Now, in His righteous indignation, God inflicts the punishment meted out to Ancient Sodom on “Babylon” and the inhabitants of the great city.

The point is not the everlasting “torment” of the wicked, but the contrast between the fates of the wicked and the righteous. The saints who keep the “faith of Jesus” will “rest” from their labors, but the “inhabitants of the earth” will undergo “torment.”

The imagery is drawn from the preceding passages from the Hebrew Bible, now applied to the destruction of end-time “Babylon.” Whether the “inhabitants of the earth” suffer eternal torment in this picture, it is the “smoke of their torment” that ascends forever.

And the image echoes the passage from the concluding section in Isaiah. However, the original verse describes how the surviving remnant of Israel will observe the carcasses of their enemies. In Revelation, this takes place before the “angels and the Lamb” - (Isaiah 66:22-24).

The condemned “have no rest day or night.” They do not experience “rest” due to their “torment.The narrative continues its comparison between the “inhabitants of the earth” and the men redeemed from the earth by the “Lamb.”

THE SAINTS


  • (Revelation 14:12-13) – “Here is the patience of the saints, they that keep the commandments of God, and the faith of Jesus. And I heard a voice from heaven saying, Write, Blessed are the dead who die in the Lord from henceforth: yea, saith the Spirit, that they may rest from their labors; for their works follow with them.

This verse parallels the earlier descriptions of the “war” against the saints by the “Dragon” and the “Beast from the sea” - (Revelation 12:17, 13:10).

There is no doubt about the identity of the group labeled the “saints.” It is comprised of the faithful followers of Jesus. They are characterized by “perseverance,” a term elsewhere associated with faithful endurance in tribulation.

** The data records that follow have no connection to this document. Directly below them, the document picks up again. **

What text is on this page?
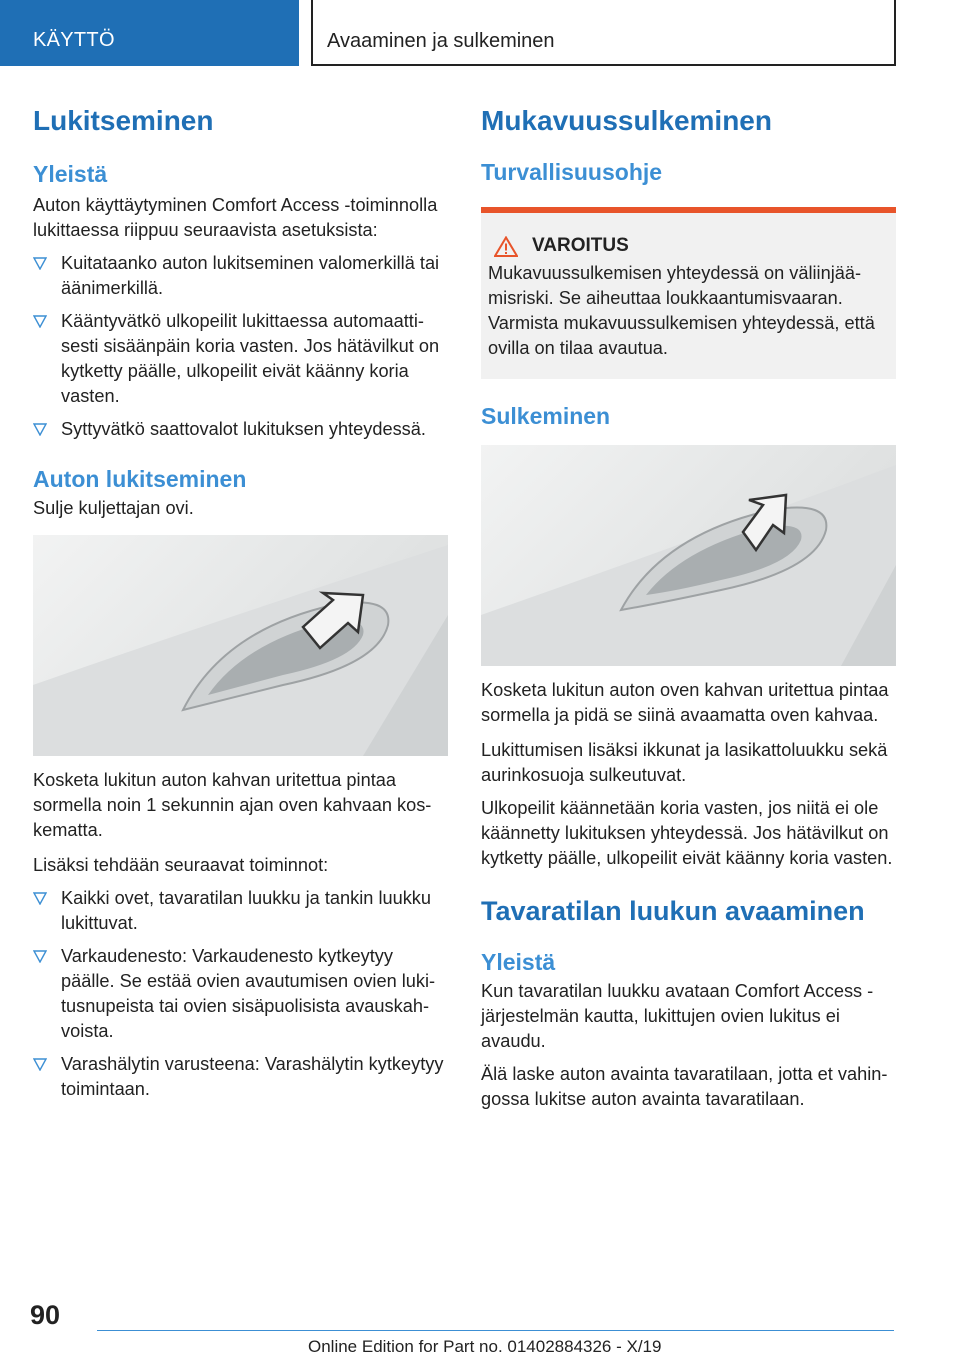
KÄYTTÖ	Avaaminen ja sulkeminen
Lukitseminen
Yleistä

Auton käyttäytyminen Comfort Access -toiminnolla lukittaessa riippuu seuraavista asetuksista:

Kuitataanko auton lukitseminen valomerkillä tai äänimerkillä.
Kääntyvätkö ulkopeilit lukittaessa automaattisesti sisäänpäin koria vasten. Jos hätävilkut on kytketty päälle, ulkopeilit eivät käänny koria vasten.
Syttyvätkö saattovalot lukituksen yhteydessä.
Auton lukitseminen

Sulje kuljettajan ovi.

Kosketa lukitun auton kahvan uritettua pintaa sormella noin 1 sekunnin ajan oven kahvaan koskematta.

Lisäksi tehdään seuraavat toiminnot:

Kaikki ovet, tavaratilan luukku ja tankin luukku lukittuvat.
Varkaudenesto: Varkaudenesto kytkeytyy päälle. Se estää ovien avautumisen ovien lukitusnupeista tai ovien sisäpuolisista avauskahvoista.
Varashälytin varusteena: Varashälytin kytkeytyy toimintaan.
Mukavuussulkeminen
Turvallisuusohje
VAROITUS

Mukavuussulkemisen yhteydessä on väliinjäämisriski. Se aiheuttaa loukkaantumisvaaran. Varmista mukavuussulkemisen yhteydessä, että ovilla on tilaa avautua.

Sulkeminen

Kosketa lukitun auton oven kahvan uritettua pintaa sormella ja pidä se siinä avaamatta oven kahvaa.

Lukittumisen lisäksi ikkunat ja lasikattoluukku sekä aurinkosuoja sulkeutuvat.

Ulkopeilit käännetään koria vasten, jos niitä ei ole käännetty lukituksen yhteydessä. Jos hätävilkut on kytketty päälle, ulkopeilit eivät käänny koria vasten.

Tavaratilan luukun avaaminen
Yleistä

Kun tavaratilan luukku avataan Comfort Access -järjestelmän kautta, lukittujen ovien lukitus ei avaudu.

Älä laske auton avainta tavaratilaan, jotta et vahingossa lukitse auton avainta tavaratilaan.

90
Online Edition for Part no. 01402884326 - X/19
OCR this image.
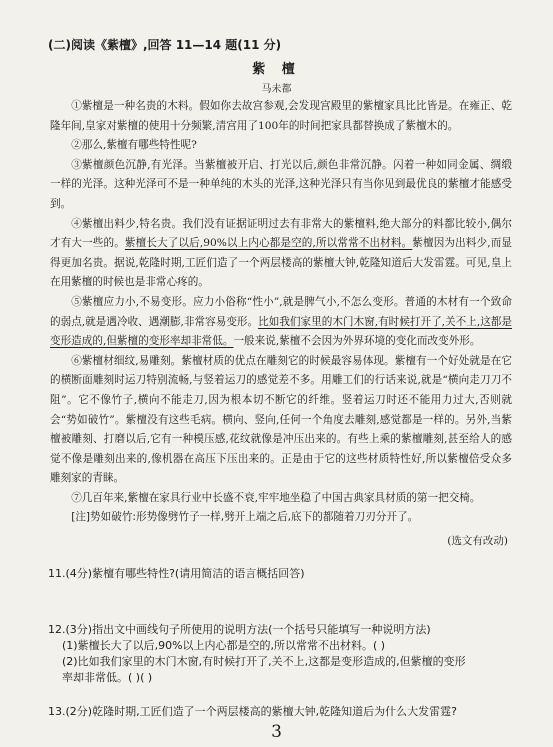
(二)阅读《紫檀》,回答 11—14 题(11 分)
紫 檀
马未都

①紫檀是一种名贵的木料。假如你去故宫参观,会发现宫殿里的紫檀家具比比皆是。在雍正、乾隆年间,皇家对紫檀的使用十分频繁,清宫用了100年的时间把家具都替换成了紫檀木的。

②那么,紫檀有哪些特性呢?

③紫檀颜色沉静,有光泽。当紫檀被开启、打光以后,颜色非常沉静。闪着一种如同金属、绸缎一样的光泽。这种光泽可不是一种单纯的木头的光泽,这种光泽只有当你见到最优良的紫檀才能感受到。

④紫檀出料少,特名贵。我们没有证据证明过去有非常大的紫檀料,绝大部分的料都比较小,偶尔才有大一些的。紫檀长大了以后,90%以上内心都是空的,所以常常不出材料。紫檀因为出料少,而显得更加名贵。据说,乾隆时期,工匠们造了一个两层楼高的紫檀大钟,乾隆知道后大发雷霆。可见,皇上在用紫檀的时候也是非常心疼的。

⑤紫檀应力小,不易变形。应力小俗称“性小”,就是脾气小,不怎么变形。普通的木材有一个致命的弱点,就是遇冷收、遇潮膨,非常容易变形。比如我们家里的木门木窗,有时候打开了,关不上,这都是变形造成的,但紫檀的变形率却非常低。一般来说,紫檀不会因为外界环境的变化而改变外形。

⑥紫檀材细纹,易雕刻。紫檀材质的优点在雕刻它的时候最容易体现。紫檀有一个好处就是在它的横断面雕刻时运刀特别流畅,与竖着运刀的感觉差不多。用雕工们的行话来说,就是“横向走刀刀不阻”。它不像竹子,横向不能走刀,因为根本切不断它的纤维。竖着运刀时还不能用力过大,否则就会“势如破竹”。紫檀没有这些毛病。横向、竖向,任何一个角度去雕刻,感觉都是一样的。另外,当紫檀被雕刻、打磨以后,它有一种模压感,花纹就像是冲压出来的。有些上乘的紫檀雕刻,甚至给人的感觉不像是雕刻出来的,像机器在高压下压出来的。正是由于它的这些材质特性好,所以紫檀倍受众多雕刻家的青睐。

⑦几百年来,紫檀在家具行业中长盛不衰,牢牢地坐稳了中国古典家具材质的第一把交椅。

[注]势如破竹:形势像劈竹子一样,劈开上端之后,底下的都随着刀刃分开了。

(选文有改动)
11.(4分)紫檀有哪些特性?(请用简洁的语言概括回答)
12.(3分)指出文中画线句子所使用的说明方法(一个括号只能填写一种说明方法)
(1)紫檀长大了以后,90%以上内心都是空的,所以常常不出材料。( )
(2)比如我们家里的木门木窗,有时候打开了,关不上,这都是变形造成的,但紫檀的变形
率却非常低。( )( )
13.(2分)乾隆时期,工匠们造了一个两层楼高的紫檀大钟,乾隆知道后为什么大发雷霆?
3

And perseverance” is a defining characteristic of the “overcoming” saint and the kingdom of God:

  • (Revelation 1:9) – “I John, your brother and partaker with you in the tribulation and kingdom and perseverance which are in Jesus, was in the isle that is called Patmos, for the word of God and the testimony of Jesus” - (Revelation 2:2-3, 2:19, 3:10).

The term “rest” is most appropriate for the reward of the faithful who have endured the onslaught of the “Dragon,” the “Beast from the sea,” the “False Prophet,” and “Babylon.” This “rest” was introduced earlier in the opening of the “fifth seal” when the martyrs pleaded for vindication “against the inhabitants of the earth” - (Revelation 6:11).

The martyrs were told to wait until the number of “witnesses” of Jesus was full, then all would be vindicated together. The present passage in chapter 14 anticipates that collective reward for all those who have the “testimony of Jesus.”

The final fate of both groups, the followers of the “Lamb” and the “inhabitants of the earth” is about to be unveiled in the visions of the wheat and the grape harvests.